In the event that the U.S. adopts a neutral or hostile position toward the Saudis, they will be caught between a rock and a hard place because the continued functioning of their formidable military force – their air force in particular – is wholly dependent on American spares, repairs and servicing. In other words, the U.S. State Department’s interpretation of the Leahy Law could at least, in theory, leave the Saudis with little to no air defences.

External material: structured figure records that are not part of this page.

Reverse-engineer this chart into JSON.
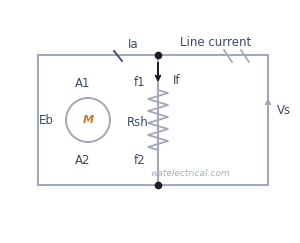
{
  "bg_color": "#ffffff",
  "line_color": "#a0a8b8",
  "text_color": "#3a4a6a",
  "motor_outline": "#a0a8b8",
  "resistor_color": "#a0a8b8",
  "junction_color": "#1a1a2a",
  "watermark": "watelectrical.com",
  "watermark_color": "#a0b0c0",
  "label_Ia": "Ia",
  "label_If": "If",
  "label_LineCurrent": "Line current",
  "label_A1": "A1",
  "label_A2": "A2",
  "label_Eb": "Eb",
  "label_f1": "f1",
  "label_f2": "f2",
  "label_Rsh": "Rsh",
  "label_Vs": "Vs",
  "motor_letter": "M",
  "motor_letter_color": "#cc7722",
  "tick_color": "#a0a8b8",
  "arrow_color": "#a0a8b8"
}
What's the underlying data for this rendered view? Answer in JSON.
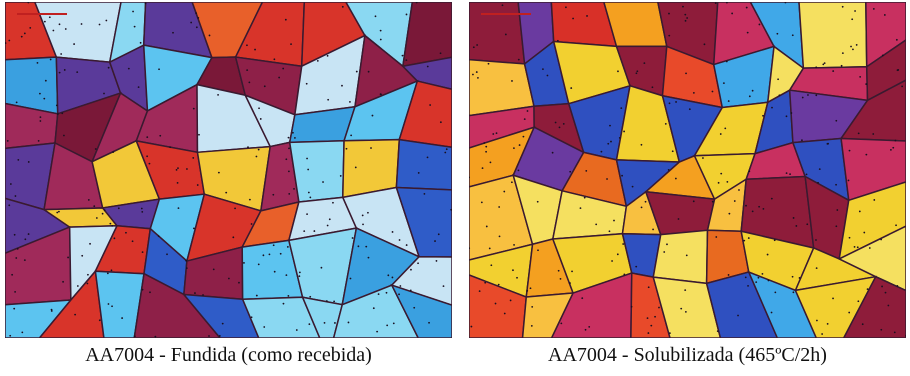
{
  "figure": {
    "panels": [
      {
        "caption": "AA7004 - Fundida (como recebida)"
      },
      {
        "caption": "AA7004 - Solubilizada (465ºC/2h)"
      }
    ]
  }
}
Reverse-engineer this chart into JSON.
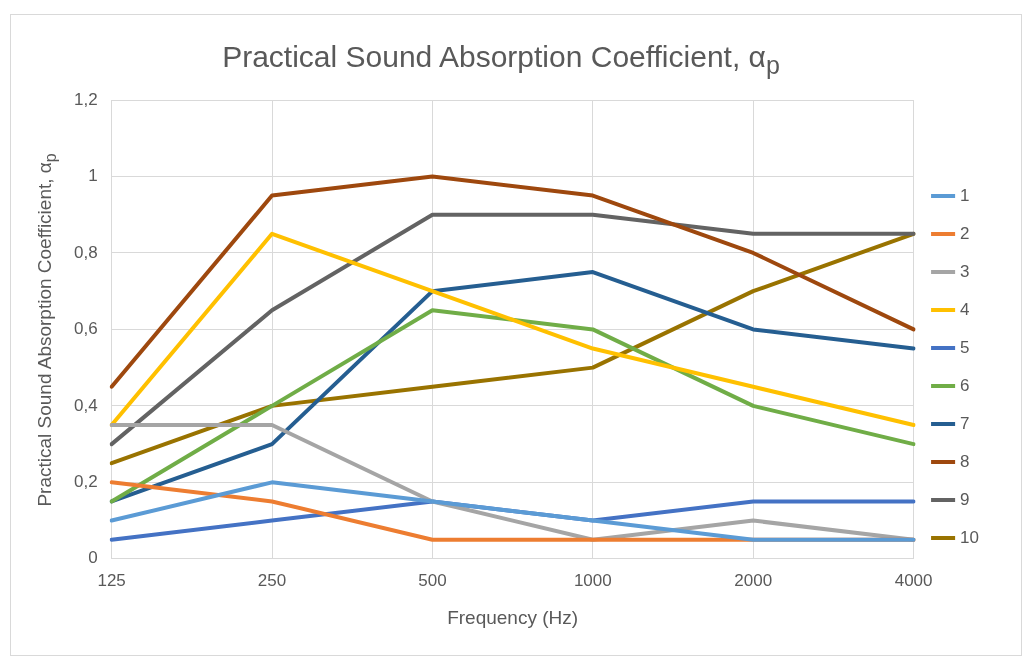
{
  "chart_data": {
    "type": "line",
    "title": "Practical Sound Absorption Coefficient, α$_{p}$",
    "xlabel": "Frequency (Hz)",
    "ylabel": "Practical Sound Absorption Coefficient, α$_{p}$",
    "categories": [
      "125",
      "250",
      "500",
      "1000",
      "2000",
      "4000"
    ],
    "ylim": [
      0,
      1.2
    ],
    "yticks": [
      0,
      {
        "value": 0.2,
        "label": "0,2"
      },
      {
        "value": 0.4,
        "label": "0,4"
      },
      {
        "value": 0.6,
        "label": "0,6"
      },
      {
        "value": 0.8,
        "label": "0,8"
      },
      1,
      {
        "value": 1.2,
        "label": "1,2"
      }
    ],
    "grid": true,
    "legend": "right",
    "marker": "none",
    "line_style": "solid",
    "series": [
      {
        "name": "1",
        "color": "#5b9bd5",
        "values": [
          0.1,
          0.2,
          0.15,
          0.1,
          0.05,
          0.05
        ]
      },
      {
        "name": "2",
        "color": "#ed7d31",
        "values": [
          0.2,
          0.15,
          0.05,
          0.05,
          0.05,
          0.05
        ]
      },
      {
        "name": "3",
        "color": "#a5a5a5",
        "values": [
          0.35,
          0.35,
          0.15,
          0.05,
          0.1,
          0.05
        ]
      },
      {
        "name": "4",
        "color": "#ffc000",
        "values": [
          0.35,
          0.85,
          0.7,
          0.55,
          0.45,
          0.35
        ]
      },
      {
        "name": "5",
        "color": "#4472c4",
        "values": [
          0.05,
          0.1,
          0.15,
          0.1,
          0.15,
          0.15
        ]
      },
      {
        "name": "6",
        "color": "#70ad47",
        "values": [
          0.15,
          0.4,
          0.65,
          0.6,
          0.4,
          0.3
        ]
      },
      {
        "name": "7",
        "color": "#255e91",
        "values": [
          0.15,
          0.3,
          0.7,
          0.75,
          0.6,
          0.55
        ]
      },
      {
        "name": "8",
        "color": "#9e480e",
        "values": [
          0.45,
          0.95,
          1.0,
          0.95,
          0.8,
          0.6
        ]
      },
      {
        "name": "9",
        "color": "#636363",
        "values": [
          0.3,
          0.65,
          0.9,
          0.9,
          0.85,
          0.85
        ]
      },
      {
        "name": "10",
        "color": "#997300",
        "values": [
          0.25,
          0.4,
          0.45,
          0.5,
          0.7,
          0.85
        ]
      }
    ]
  }
}
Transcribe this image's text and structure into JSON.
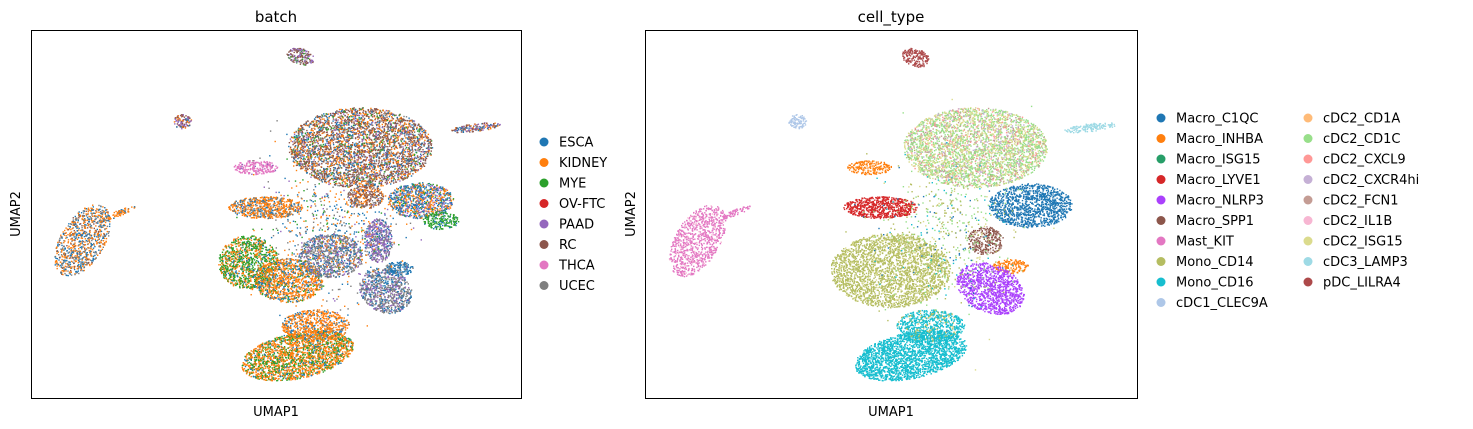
{
  "chart_data": [
    {
      "type": "scatter",
      "title": "batch",
      "xlabel": "UMAP1",
      "ylabel": "UMAP2",
      "grid": false,
      "ticks": "none",
      "legend_placement": "right",
      "legend": [
        {
          "label": "ESCA",
          "color": "#1f77b4"
        },
        {
          "label": "KIDNEY",
          "color": "#ff7f0e"
        },
        {
          "label": "MYE",
          "color": "#2ca02c"
        },
        {
          "label": "OV-FTC",
          "color": "#d62728"
        },
        {
          "label": "PAAD",
          "color": "#9467bd"
        },
        {
          "label": "RC",
          "color": "#8c564b"
        },
        {
          "label": "THCA",
          "color": "#e377c2"
        },
        {
          "label": "UCEC",
          "color": "#7f7f7f"
        }
      ]
    },
    {
      "type": "scatter",
      "title": "cell_type",
      "xlabel": "UMAP1",
      "ylabel": "UMAP2",
      "grid": false,
      "ticks": "none",
      "legend_placement": "right",
      "legend": [
        {
          "label": "Macro_C1QC",
          "color": "#1f77b4"
        },
        {
          "label": "Macro_INHBA",
          "color": "#ff7f0e"
        },
        {
          "label": "Macro_ISG15",
          "color": "#279e68"
        },
        {
          "label": "Macro_LYVE1",
          "color": "#d62728"
        },
        {
          "label": "Macro_NLRP3",
          "color": "#aa40fc"
        },
        {
          "label": "Macro_SPP1",
          "color": "#8c564b"
        },
        {
          "label": "Mast_KIT",
          "color": "#e377c2"
        },
        {
          "label": "Mono_CD14",
          "color": "#b5bd61"
        },
        {
          "label": "Mono_CD16",
          "color": "#17becf"
        },
        {
          "label": "cDC1_CLEC9A",
          "color": "#aec7e8"
        },
        {
          "label": "cDC2_CD1A",
          "color": "#ffbb78"
        },
        {
          "label": "cDC2_CD1C",
          "color": "#98df8a"
        },
        {
          "label": "cDC2_CXCL9",
          "color": "#ff9896"
        },
        {
          "label": "cDC2_CXCR4hi",
          "color": "#c5b0d5"
        },
        {
          "label": "cDC2_FCN1",
          "color": "#c49c94"
        },
        {
          "label": "cDC2_IL1B",
          "color": "#f7b6d2"
        },
        {
          "label": "cDC2_ISG15",
          "color": "#dbdb8d"
        },
        {
          "label": "cDC3_LAMP3",
          "color": "#9edae5"
        },
        {
          "label": "pDC_LILRA4",
          "color": "#ad494a"
        }
      ]
    }
  ]
}
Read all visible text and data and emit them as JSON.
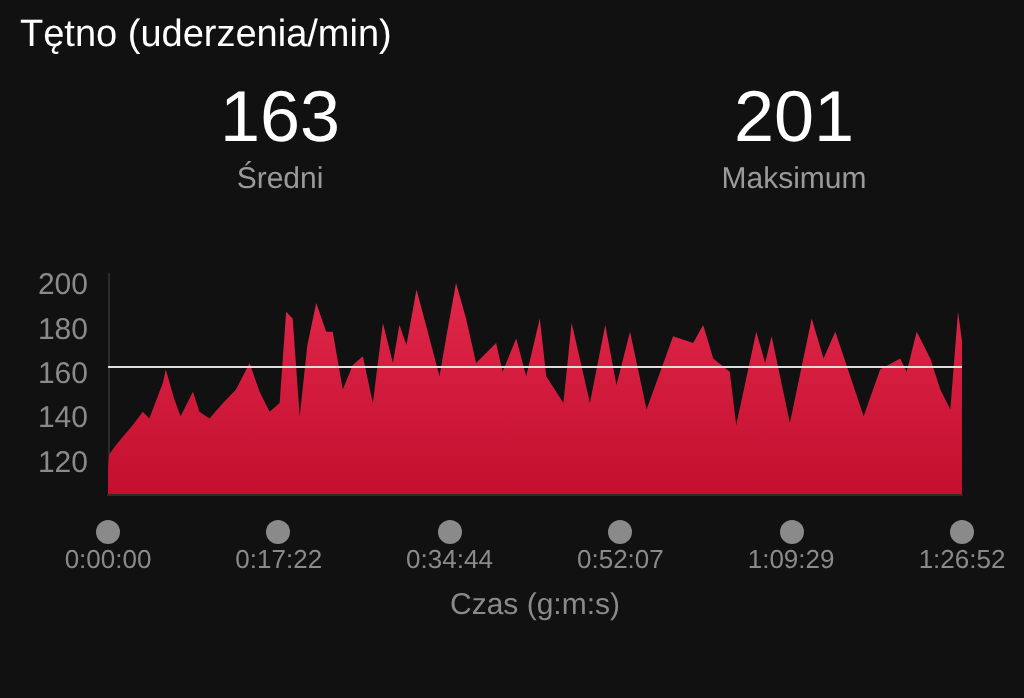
{
  "chart_data": {
    "type": "area",
    "title": "Tętno (uderzenia/min)",
    "xlabel": "Czas (g:m:s)",
    "annotations": [
      "163",
      "Średni",
      "201",
      "Maksimum"
    ],
    "series": [
      {
        "color": "#e0284a",
        "x": [
          0,
          0.0024,
          0.0136,
          0.042,
          0.059,
          0.07,
          0.093,
          0.098,
          0.112,
          0.123,
          0.144,
          0.155,
          0.172,
          0.195,
          0.217,
          0.24,
          0.257,
          0.274,
          0.291,
          0.302,
          0.313,
          0.325,
          0.338,
          0.353,
          0.37,
          0.381,
          0.398,
          0.415,
          0.432,
          0.449,
          0.466,
          0.483,
          0.494,
          0.506,
          0.523,
          0.539,
          0.562,
          0.573,
          0.59,
          0.607,
          0.624,
          0.658,
          0.669,
          0.692,
          0.709,
          0.732,
          0.743,
          0.772,
          0.786,
          0.817,
          0.843,
          0.862,
          0.885,
          0.913,
          0.958,
          0.992,
          1.009,
          1.026,
          1.054,
          1.065,
          1.099,
          1.114,
          1.125,
          1.156,
          1.193,
          1.213,
          1.233,
          1.281,
          1.309,
          1.343,
          1.354,
          1.371,
          1.394,
          1.411,
          1.428,
          1.441,
          1.4477
        ],
        "values": [
          118,
          124,
          128,
          137,
          143,
          140,
          156,
          162,
          149,
          141,
          152,
          143,
          140,
          147,
          153,
          165,
          152,
          143,
          147,
          188,
          185,
          141,
          173,
          192,
          179,
          179,
          153,
          164,
          168,
          147,
          183,
          165,
          182,
          173,
          198,
          182,
          159,
          176,
          201,
          185,
          165,
          174,
          161,
          176,
          159,
          185,
          159,
          147,
          183,
          147,
          182,
          155,
          179,
          144,
          177,
          174,
          182,
          167,
          161,
          137,
          179,
          165,
          177,
          138,
          185,
          167,
          179,
          141,
          162,
          167,
          161,
          179,
          167,
          153,
          144,
          188,
          175
        ]
      }
    ],
    "xlim": [
      0,
      1.447778
    ],
    "xticks": [
      {
        "value": 0,
        "label": "0:00:00"
      },
      {
        "value": 0.289444,
        "label": "0:17:22"
      },
      {
        "value": 0.578889,
        "label": "0:34:44"
      },
      {
        "value": 0.868611,
        "label": "0:52:07"
      },
      {
        "value": 1.158056,
        "label": "1:09:29"
      },
      {
        "value": 1.447778,
        "label": "1:26:52"
      }
    ],
    "ylim": [
      106,
      205
    ],
    "yticks": [
      120,
      140,
      160,
      180,
      200
    ],
    "ref_lines": [
      {
        "axis": "y",
        "value": 163,
        "label": null,
        "color": "#dddddd"
      }
    ],
    "grid": false,
    "marker": "none"
  }
}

Not even Saudi purchases of American military hardware will be enough to sufficiently swing the balance of power their way because in 2018 for example, while the U.S. exported a total of $192.3 billion worth of arms, the total value of confirmed Saudi military hardware orders is just $14 billion, which comes to about 7.2 percent of the total. That is hardly enough to give the State Department pause in the event that America embarks on a wholesale review of its Middle East policy, and it just further underlines the fact that the Americans have the Saudis exactly where they want them.
None of this is to say that Saudi Arabia or its ruling family are facing any kind of existential crisis. Regardless of whatever happens over the next six years, Saudi Arabia will clearly remain a very important country with a significant amount of soft and hard power. They just might however, have to come to terms with being part of a world that does not exempt them from the rules.